La semana tuvo otras arquitecturas emocionales. Algunas tan emocionadas y emocionantes como la de Serrat en pleno centro ciudadano. El chico de barrio, el otro noi del Poble Sec, el mismo que lleva dos veces veinte años poniéndonos una banda sonora a nuestras vidas laicas que nos permiten seguir pensando que fuera de los templos, de las broncas de algunos púlpitos de obispos de Alcalá y otros lugares de cuyo nombre no quiero acordarme, tenemos nuestros mejores rezos sin necesidad de bañarnos cada día en agua bendita.
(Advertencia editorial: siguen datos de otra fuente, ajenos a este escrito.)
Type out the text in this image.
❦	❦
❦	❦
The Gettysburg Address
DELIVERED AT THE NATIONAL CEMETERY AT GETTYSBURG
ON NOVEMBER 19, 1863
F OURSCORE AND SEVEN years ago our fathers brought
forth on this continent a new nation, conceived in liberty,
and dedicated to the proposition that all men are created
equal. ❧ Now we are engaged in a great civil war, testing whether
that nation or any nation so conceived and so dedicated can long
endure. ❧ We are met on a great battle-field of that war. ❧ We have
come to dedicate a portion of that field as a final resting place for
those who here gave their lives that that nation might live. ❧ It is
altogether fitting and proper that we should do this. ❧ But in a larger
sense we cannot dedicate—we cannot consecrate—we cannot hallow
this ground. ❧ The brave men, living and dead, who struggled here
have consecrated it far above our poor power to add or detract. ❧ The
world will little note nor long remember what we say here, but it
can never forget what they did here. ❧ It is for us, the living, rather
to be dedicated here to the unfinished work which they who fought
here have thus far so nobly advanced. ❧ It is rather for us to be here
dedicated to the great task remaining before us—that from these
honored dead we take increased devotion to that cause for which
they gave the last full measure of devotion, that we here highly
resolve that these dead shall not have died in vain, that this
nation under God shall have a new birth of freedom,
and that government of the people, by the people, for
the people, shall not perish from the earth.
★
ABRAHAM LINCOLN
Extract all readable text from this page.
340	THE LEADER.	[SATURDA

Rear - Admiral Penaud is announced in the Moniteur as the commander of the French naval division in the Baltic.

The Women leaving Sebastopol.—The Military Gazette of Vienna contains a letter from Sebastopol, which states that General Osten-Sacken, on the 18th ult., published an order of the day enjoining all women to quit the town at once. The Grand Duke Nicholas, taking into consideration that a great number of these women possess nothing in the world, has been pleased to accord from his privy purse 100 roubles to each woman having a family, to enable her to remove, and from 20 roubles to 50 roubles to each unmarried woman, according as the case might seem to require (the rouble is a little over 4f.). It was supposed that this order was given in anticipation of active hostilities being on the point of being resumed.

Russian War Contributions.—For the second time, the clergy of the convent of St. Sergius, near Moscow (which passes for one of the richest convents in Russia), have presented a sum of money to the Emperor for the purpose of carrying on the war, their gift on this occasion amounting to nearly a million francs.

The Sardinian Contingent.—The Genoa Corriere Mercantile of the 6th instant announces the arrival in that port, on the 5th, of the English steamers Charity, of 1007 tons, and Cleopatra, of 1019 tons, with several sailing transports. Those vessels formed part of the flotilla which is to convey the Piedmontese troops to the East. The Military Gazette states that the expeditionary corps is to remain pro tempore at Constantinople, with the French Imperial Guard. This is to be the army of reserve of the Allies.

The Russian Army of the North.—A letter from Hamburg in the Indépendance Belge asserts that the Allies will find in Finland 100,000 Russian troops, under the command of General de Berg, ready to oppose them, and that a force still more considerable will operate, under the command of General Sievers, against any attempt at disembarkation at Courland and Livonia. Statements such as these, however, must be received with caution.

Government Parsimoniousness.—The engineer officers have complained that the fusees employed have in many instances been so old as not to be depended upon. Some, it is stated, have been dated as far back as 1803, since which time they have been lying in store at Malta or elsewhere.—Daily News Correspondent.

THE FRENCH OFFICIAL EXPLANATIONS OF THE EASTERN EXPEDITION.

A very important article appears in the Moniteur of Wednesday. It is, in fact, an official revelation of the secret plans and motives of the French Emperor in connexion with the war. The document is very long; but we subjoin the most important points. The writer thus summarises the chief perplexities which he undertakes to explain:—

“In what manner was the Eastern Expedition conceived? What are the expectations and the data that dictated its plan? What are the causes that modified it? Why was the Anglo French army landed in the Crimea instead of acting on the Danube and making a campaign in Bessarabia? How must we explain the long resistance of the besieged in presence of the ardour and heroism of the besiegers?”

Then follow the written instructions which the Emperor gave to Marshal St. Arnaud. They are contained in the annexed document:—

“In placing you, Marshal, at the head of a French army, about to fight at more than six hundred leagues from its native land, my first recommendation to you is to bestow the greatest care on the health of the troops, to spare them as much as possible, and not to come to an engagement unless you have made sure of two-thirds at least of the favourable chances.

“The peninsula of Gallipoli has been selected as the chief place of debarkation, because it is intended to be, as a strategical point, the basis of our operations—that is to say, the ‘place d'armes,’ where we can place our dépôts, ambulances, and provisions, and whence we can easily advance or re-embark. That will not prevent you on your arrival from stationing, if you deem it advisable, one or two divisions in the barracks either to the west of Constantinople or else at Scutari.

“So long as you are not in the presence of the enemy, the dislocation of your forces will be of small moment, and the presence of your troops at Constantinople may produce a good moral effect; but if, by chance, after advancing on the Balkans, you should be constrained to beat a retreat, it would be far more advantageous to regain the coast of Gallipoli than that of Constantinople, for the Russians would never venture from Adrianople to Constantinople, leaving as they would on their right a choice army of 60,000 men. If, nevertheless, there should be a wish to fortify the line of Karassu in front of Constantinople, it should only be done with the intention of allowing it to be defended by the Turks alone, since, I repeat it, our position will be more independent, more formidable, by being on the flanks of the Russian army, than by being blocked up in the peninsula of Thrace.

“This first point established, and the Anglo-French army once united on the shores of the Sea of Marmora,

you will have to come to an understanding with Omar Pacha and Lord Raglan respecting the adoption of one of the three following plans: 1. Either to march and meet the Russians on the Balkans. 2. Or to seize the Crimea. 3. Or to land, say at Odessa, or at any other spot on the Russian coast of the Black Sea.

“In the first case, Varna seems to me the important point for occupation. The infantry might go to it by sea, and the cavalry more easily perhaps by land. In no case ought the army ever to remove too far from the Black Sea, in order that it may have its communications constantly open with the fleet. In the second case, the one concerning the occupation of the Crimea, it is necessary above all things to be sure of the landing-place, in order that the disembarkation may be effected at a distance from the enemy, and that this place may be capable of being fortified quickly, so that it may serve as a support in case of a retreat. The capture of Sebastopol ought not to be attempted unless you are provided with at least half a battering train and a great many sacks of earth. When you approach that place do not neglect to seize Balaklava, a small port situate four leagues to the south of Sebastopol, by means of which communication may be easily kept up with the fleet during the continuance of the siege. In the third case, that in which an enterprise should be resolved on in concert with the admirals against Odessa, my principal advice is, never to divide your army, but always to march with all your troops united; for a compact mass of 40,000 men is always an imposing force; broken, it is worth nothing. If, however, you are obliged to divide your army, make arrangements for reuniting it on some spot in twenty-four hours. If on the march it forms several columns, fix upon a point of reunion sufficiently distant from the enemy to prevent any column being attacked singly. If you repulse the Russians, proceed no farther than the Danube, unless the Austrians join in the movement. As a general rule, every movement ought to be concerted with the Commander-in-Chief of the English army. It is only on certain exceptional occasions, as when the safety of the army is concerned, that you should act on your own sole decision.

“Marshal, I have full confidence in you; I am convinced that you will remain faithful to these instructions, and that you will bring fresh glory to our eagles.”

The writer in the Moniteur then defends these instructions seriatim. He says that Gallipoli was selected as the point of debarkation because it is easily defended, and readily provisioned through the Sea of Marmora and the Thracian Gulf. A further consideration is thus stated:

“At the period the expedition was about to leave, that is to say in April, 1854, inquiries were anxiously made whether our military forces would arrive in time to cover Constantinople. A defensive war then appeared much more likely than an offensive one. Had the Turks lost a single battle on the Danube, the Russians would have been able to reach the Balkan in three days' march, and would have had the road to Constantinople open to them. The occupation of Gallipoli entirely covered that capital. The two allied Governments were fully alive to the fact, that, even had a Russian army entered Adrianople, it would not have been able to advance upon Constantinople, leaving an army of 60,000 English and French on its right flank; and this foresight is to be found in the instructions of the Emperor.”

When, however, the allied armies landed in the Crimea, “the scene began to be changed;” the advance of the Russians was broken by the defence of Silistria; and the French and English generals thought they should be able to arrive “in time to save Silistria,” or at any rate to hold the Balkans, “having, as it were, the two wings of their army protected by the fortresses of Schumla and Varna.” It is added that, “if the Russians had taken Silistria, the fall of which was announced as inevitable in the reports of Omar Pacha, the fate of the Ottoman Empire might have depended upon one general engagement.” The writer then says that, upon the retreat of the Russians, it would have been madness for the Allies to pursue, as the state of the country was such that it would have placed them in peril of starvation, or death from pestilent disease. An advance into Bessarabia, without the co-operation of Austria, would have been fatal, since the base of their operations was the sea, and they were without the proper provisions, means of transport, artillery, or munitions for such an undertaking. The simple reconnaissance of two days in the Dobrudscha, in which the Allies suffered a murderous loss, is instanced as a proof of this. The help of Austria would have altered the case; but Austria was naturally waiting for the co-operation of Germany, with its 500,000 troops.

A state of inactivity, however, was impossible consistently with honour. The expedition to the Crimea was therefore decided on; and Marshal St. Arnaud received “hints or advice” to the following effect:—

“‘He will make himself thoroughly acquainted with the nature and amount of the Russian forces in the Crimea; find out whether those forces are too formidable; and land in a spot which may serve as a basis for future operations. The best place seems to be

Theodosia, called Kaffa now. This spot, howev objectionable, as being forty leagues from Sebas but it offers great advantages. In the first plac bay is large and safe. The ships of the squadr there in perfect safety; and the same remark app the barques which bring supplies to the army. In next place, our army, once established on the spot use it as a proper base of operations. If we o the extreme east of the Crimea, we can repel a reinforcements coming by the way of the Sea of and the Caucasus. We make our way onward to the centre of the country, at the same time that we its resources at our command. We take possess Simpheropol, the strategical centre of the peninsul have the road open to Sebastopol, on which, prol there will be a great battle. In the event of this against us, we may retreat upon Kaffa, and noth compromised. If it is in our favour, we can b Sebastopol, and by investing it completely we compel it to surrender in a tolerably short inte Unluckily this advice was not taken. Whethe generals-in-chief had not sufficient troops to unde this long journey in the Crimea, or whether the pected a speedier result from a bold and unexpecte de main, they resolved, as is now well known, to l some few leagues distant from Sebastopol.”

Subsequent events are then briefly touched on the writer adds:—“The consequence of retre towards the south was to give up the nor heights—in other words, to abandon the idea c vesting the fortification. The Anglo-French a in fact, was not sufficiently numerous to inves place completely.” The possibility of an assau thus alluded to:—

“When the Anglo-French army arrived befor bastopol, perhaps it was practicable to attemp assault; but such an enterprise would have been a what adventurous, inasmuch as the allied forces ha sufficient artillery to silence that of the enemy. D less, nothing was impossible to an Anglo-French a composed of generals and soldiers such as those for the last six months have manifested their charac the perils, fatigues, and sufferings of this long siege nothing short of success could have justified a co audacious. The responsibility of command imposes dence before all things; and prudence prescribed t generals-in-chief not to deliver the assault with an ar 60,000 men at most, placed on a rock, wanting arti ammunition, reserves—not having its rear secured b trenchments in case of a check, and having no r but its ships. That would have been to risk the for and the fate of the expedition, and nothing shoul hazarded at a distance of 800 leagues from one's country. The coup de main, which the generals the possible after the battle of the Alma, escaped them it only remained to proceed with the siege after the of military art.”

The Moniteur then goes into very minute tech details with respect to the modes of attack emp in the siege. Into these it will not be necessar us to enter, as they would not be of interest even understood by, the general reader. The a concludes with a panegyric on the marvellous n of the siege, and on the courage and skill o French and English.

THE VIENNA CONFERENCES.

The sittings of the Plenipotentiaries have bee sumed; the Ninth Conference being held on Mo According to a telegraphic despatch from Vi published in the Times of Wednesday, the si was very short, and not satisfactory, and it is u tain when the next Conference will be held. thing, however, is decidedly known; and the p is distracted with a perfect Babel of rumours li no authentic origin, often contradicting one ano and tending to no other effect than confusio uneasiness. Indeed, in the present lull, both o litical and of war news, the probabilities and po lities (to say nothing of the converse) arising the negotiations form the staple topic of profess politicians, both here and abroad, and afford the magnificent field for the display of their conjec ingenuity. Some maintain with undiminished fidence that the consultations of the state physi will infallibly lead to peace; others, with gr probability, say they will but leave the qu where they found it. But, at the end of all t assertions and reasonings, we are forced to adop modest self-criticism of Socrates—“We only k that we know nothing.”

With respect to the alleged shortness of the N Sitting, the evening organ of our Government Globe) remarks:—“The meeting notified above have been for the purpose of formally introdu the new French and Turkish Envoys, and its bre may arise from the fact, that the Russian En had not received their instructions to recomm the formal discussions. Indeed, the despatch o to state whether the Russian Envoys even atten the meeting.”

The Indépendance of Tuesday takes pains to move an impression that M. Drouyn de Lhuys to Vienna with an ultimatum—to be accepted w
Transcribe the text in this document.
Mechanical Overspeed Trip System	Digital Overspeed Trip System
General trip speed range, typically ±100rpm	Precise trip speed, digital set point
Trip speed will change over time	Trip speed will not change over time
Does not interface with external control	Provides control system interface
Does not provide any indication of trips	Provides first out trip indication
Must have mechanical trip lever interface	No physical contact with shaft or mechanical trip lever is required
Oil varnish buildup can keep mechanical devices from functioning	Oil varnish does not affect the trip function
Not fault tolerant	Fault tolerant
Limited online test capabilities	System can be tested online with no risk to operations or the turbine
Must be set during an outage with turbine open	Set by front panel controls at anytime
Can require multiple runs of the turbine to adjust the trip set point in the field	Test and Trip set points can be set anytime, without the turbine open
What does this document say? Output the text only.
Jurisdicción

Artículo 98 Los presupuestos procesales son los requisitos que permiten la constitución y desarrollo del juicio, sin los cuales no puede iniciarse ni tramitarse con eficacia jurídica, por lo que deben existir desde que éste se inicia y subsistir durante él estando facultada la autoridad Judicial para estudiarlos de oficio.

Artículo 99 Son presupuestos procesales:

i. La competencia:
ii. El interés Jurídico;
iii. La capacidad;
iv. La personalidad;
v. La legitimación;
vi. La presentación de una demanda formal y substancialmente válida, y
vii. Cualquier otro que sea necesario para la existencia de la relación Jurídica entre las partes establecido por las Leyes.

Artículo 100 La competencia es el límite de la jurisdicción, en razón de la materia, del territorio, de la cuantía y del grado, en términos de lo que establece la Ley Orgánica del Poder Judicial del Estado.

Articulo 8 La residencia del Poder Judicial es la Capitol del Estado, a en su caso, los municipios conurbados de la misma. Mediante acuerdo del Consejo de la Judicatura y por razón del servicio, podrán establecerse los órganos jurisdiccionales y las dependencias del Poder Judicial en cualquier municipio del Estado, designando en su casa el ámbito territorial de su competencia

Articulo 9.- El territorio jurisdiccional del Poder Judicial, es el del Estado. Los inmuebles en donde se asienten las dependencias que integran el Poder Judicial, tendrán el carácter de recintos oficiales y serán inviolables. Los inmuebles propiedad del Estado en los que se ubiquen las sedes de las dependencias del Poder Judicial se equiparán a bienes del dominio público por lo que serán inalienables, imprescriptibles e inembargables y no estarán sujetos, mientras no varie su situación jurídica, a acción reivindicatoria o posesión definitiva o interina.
Una vez más, ahora más que nunca, la ciudad, los ciudadanos que le están acompañando cada noche en sus misas paganas y cantadas supieron estar cerca de sus rezos tan civiles, hermosos, sentimentales e irónicos. Escuchando sus cantos se nos olvida caer en la tentación, incluso en aquella con la que a veces nos tienta el diablo para que creamos en que la Iglesia ya no es la que era. Seguiremos con nuestros rezos laicos para que Serrat vuelva el año que viene para darnos el cante.
También laicamente estuvimos en el estreno de la película sobre María Zambrano de Azcona y García Sánchez. Otra comunión de republicanismo, de pensamiento civil, de reflexión sin púlpitos, ni broncas. Admirable Pilar Bardem, encantada con el papel de aquella republicana que volvió a su país, que hizo su particular desexilio, que regresó a su residencia madrileña cuando tantos de sus compañeros intelectuales, escritores o pensadores habían dado la estampida. Muchos de aquellos republicanos de salones de Occidente se precipitaron a decir "no es esto, no es esto", mientras sus aulas, foros, plazas y cafés fueron ocupados por los constructores de púlpitos tan reaccionarios como los que ahora nos toca oír de obispos como el de Alcalá. La película tendrá poco público, no podrá competir con las audiencias de los programas de las telebasuras, tendrá pocos espectadores -¡ojalá me equivoque!-, pero tendrá razón. Entre tanta selva no nos viene mal recordar la vida y la obra de aquella buscadora de los claros del bosque. María Zambrano, otra centenaria, como los primeros rascacielos, una pequeña mujer que nos hace más altos.